7 Eerder op die zelfde avond van de veertiende Nisan had Jezus tot zijn elf getrouwe discipelen gezegd: „Gij zijt . . . in mijn beproevingen steeds bij mij gebleven; en ik sluit een verbond met u, evenals mijn Vader een verbond met mij heeft gesloten, voor een koninkrijk.” Vervolgens sprak Jezus Petrus aan en zei: „Simon, Simon, zie de satan heeft verlangd ulieden te ziften als de tarwe, maar Ik heb voor u gebeden, dat uw geloof niet zou bezwijken. En gij, als gij eenmaal tot bekering gekomen zijt, versterk dan uw broederen.” Petrus zei vervolgens tot hem: „Here, met U ben ik bereid ook gevangenis en dood in te gaan!” Jezus zei echter: „Ik zeg u, Petrus, de haan zal heden niet kraaien, eer gij drie maal zult geloochend hebben, dat gij Mij kent” (Luk. 22:28-30, NW; 22 de verzen 31-34). Jezus wist dat Satan alle christenen als tarwe zou trachten te ziften, en daarom hadden zij allen meer geloof nodig. Zij hadden een helper, de van God afkomstige heilige geest, nodig en Jezus beloofde deze te zenden. Hij zei: „Ik zeg u de waarheid: Het is beter voor u, dat Ik heenga. Want indien Ik niet heenga, kan de Trooster niet tot u komen, maar indien Ik heenga, zal Ik Hem tot u zenden. En als Hij komt, zal Hij de wereld overtuigen van zonde en van gerechtigheid en van oordeel.” — Joh. 16:7, 8.

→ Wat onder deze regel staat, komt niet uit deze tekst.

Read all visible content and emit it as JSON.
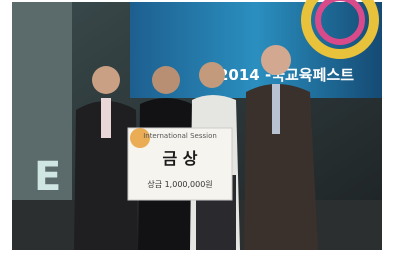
{
  "banner": {
    "title": "2014 -국교육페스트"
  },
  "sign": {
    "session": "International Session",
    "award": "금 상",
    "prize": "상금 1,000,000원"
  }
}
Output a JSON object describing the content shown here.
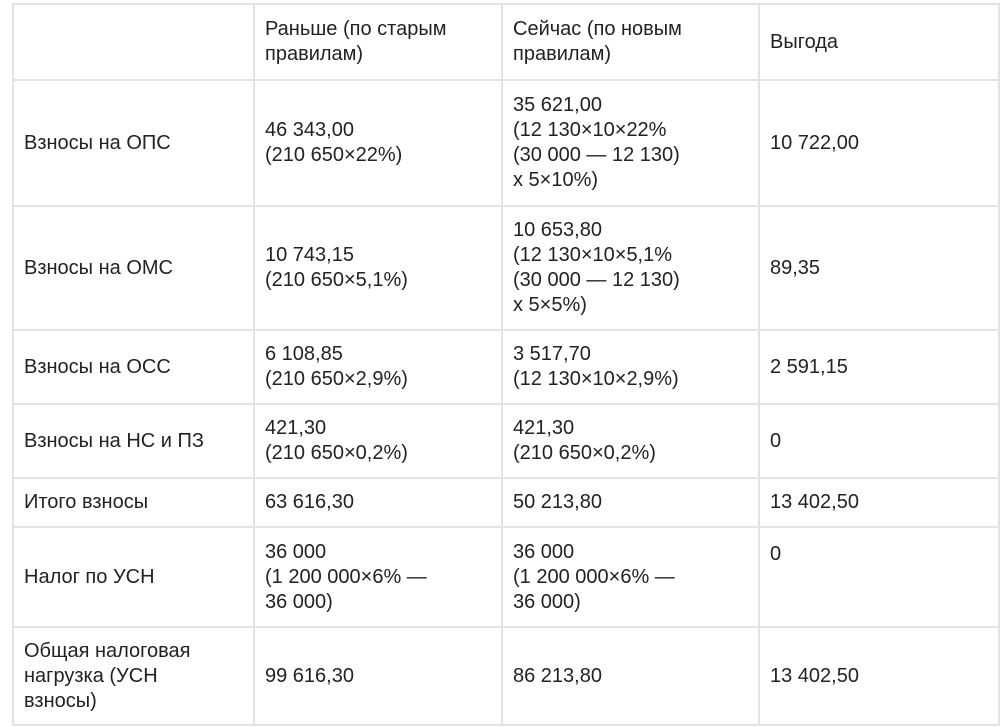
{
  "header": {
    "col1": "",
    "col2": "Раньше (по старым\nправилам)",
    "col3": "Сейчас (по новым\nправилам)",
    "col4": "Выгода"
  },
  "rows": [
    {
      "label": "Взносы на ОПС",
      "old": "46 343,00\n(210 650×22%)",
      "new": "35 621,00\n(12 130×10×22%\n(30 000 — 12 130)\nx 5×10%)",
      "benefit": "10 722,00"
    },
    {
      "label": "Взносы на ОМС",
      "old": "10 743,15\n(210 650×5,1%)",
      "new": "10 653,80\n(12 130×10×5,1%\n(30 000 — 12 130)\nx 5×5%)",
      "benefit": "89,35"
    },
    {
      "label": "Взносы на ОСС",
      "old": "6 108,85\n(210 650×2,9%)",
      "new": "3 517,70\n(12 130×10×2,9%)",
      "benefit": "2 591,15"
    },
    {
      "label": "Взносы на НС и ПЗ",
      "old": "421,30\n(210 650×0,2%)",
      "new": "421,30\n(210 650×0,2%)",
      "benefit": "0"
    },
    {
      "label": "Итого взносы",
      "old": "63 616,30",
      "new": "50 213,80",
      "benefit": "13 402,50"
    },
    {
      "label": "Налог по УСН",
      "old": "36 000\n(1 200 000×6% —\n36 000)",
      "new": "36 000\n(1 200 000×6% —\n36 000)",
      "benefit": "0"
    },
    {
      "label": "Общая налоговая\nнагрузка (УСН\nвзносы)",
      "old": "99 616,30",
      "new": "86 213,80",
      "benefit": "13 402,50"
    }
  ]
}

EEN HULP OM MOEDIG TE ZIJN

8. In welke hulp om moedig te zijn, werd met Pinksteren voorzien, als vervulling van welke profetie, en met welke resultaten?

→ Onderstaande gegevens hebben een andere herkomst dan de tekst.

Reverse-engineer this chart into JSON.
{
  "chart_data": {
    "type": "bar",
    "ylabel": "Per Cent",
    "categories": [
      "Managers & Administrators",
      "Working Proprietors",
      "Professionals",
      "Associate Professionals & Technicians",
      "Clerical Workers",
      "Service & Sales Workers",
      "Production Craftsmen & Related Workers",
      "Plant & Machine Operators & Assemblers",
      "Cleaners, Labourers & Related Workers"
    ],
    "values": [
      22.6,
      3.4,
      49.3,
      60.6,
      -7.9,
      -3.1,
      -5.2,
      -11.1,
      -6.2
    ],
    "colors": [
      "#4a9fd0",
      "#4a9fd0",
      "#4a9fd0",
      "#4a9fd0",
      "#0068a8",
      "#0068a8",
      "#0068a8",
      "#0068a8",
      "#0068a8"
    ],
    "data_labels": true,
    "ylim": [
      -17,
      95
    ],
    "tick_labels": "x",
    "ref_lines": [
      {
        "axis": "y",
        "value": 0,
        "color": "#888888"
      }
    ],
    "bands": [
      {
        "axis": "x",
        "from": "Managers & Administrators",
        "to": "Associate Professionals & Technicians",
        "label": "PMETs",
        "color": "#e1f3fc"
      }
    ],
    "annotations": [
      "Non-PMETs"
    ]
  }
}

8 Deze helper kwam later met Pinksteren, toen de heilige geest op de getrouwe volgelingen van Jezus Christus werd uitgestort en deze geest van God hen ertoe bracht in vele talen „over de schitterende werken van God” te spreken (Hand. 2:11, NW). Dit vormde, zoals Petrus zei, eveneens een vervulling van Joëls profetie. „Het zal zijn in de laatste dagen, zegt God, dat Ik zal uitstorten van mijn Geest op alle vlees”; op zonen en dochters en zowel op jonge en oude mannen als op slaven. Petrus zei nadrukkelijk: „Dezen Jezus heeft God opgewekt, waarvan wij allen getuigen zijn. Nu Hij dan door de rechterhand Gods verhoogd is en de belofte des Heiligen Geestes van den Vader ontvangen heeft, heeft Hij dit uitgestort, wat gíj en ziet en hoort” (Hand. 2:17, 32, 33). Op die dag van het pinksterfeest werden „ongeveer drie duizend zielen” aan de christelijke gemeente „toegevoegd”. Evenals de mensen destijds met Pinksteren de kracht van deze helper zagen en hoorden, zien de mensen tot op de huidige dag welke uitwerking Gods geest op Jehovah’s getuigen heeft.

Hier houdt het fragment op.